Another way to secure your email is to have Multi-Factor Authentication enabled. Multi-Factor Authentication, or MFA, is a technology that requires the user to verify their identity with their password in other ways. For example, a user that signs in with their password would also be instructed to put in a number they received via text or an authenticator app on their phone or PC.

MFA is a great way to secure your email. Even if a malicious actor has your email password, it will require them to have the number only you would have access to. Some examples of these MFA tools include the Microsoft Authenticator App, Google Authenticator App, Duo Security, and Authy. There are many different authenticators available and ultimately, the decision is up to the individual or IT department.

Spam Filtering / Gateway Defense

Every business should be utilizing spam filtering or perimeter/gateway defense. An email gateway will act as your first line of defense against threats and stops most before they ever reach your inbox. They scan incoming and outgoing emails for threats including viruses, phishing attempts, and spoofing.

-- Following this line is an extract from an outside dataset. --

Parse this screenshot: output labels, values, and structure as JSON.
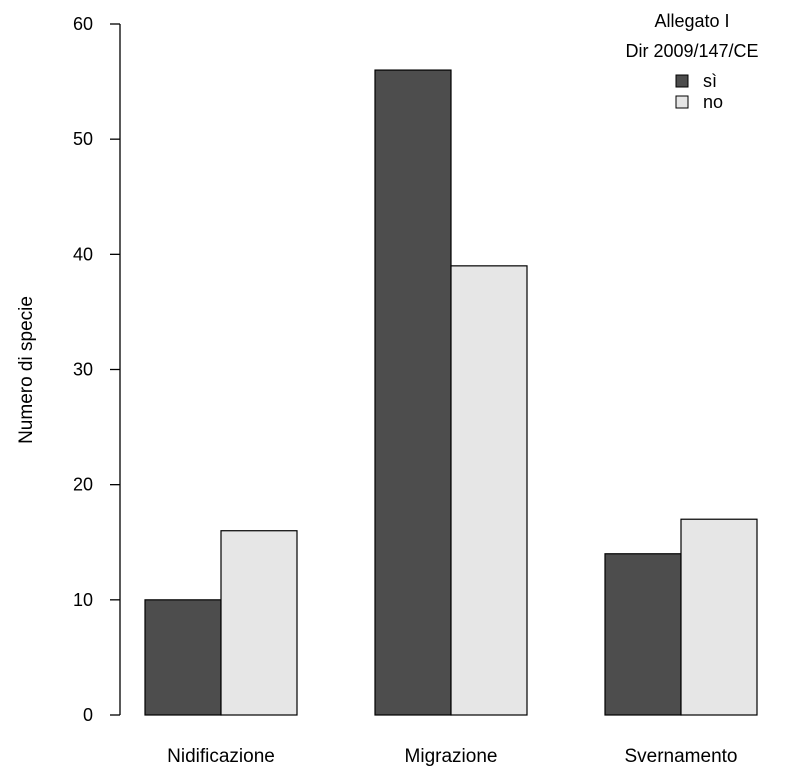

Other advantages of email scanning include stopping spam before it reaches your employees inboxes. This helps save your employees time from being wasted going through hundreds of spam emails and allowing them to focus on other tasks at work.

Some gateway defenses will also provide a 24×7 emergency inbox to users when the normal email environment is unavailable. If your business hasn’t experienced an email outage yet (looking at you Microsoft 365), it’s only a matter of time before you do.

End-User Training

Unfortunately end users are one of the weakest links when it comes to email security. But with proper training, you can teach your employees how to spot, avoid, and report real-world attacks from phishing attempts to impersonation and other social engineering attacks.

Security-awareness training should include courses that end-users can understand and are not boring or hard to get through. Some courses can be overly time-consuming and poorly conceived making it harder for the end user to properly digest the material. Interactive materials can help with this.

Phishing simulation training should also be conducted. By sending out realistic phishing emails to employees, you can gauge their awareness of attacks and what to do with the emails when they receive them. This helps identify users that may need additional training and works well with the security-awareness training on teaching employees how to identify, avoid, and report email threats.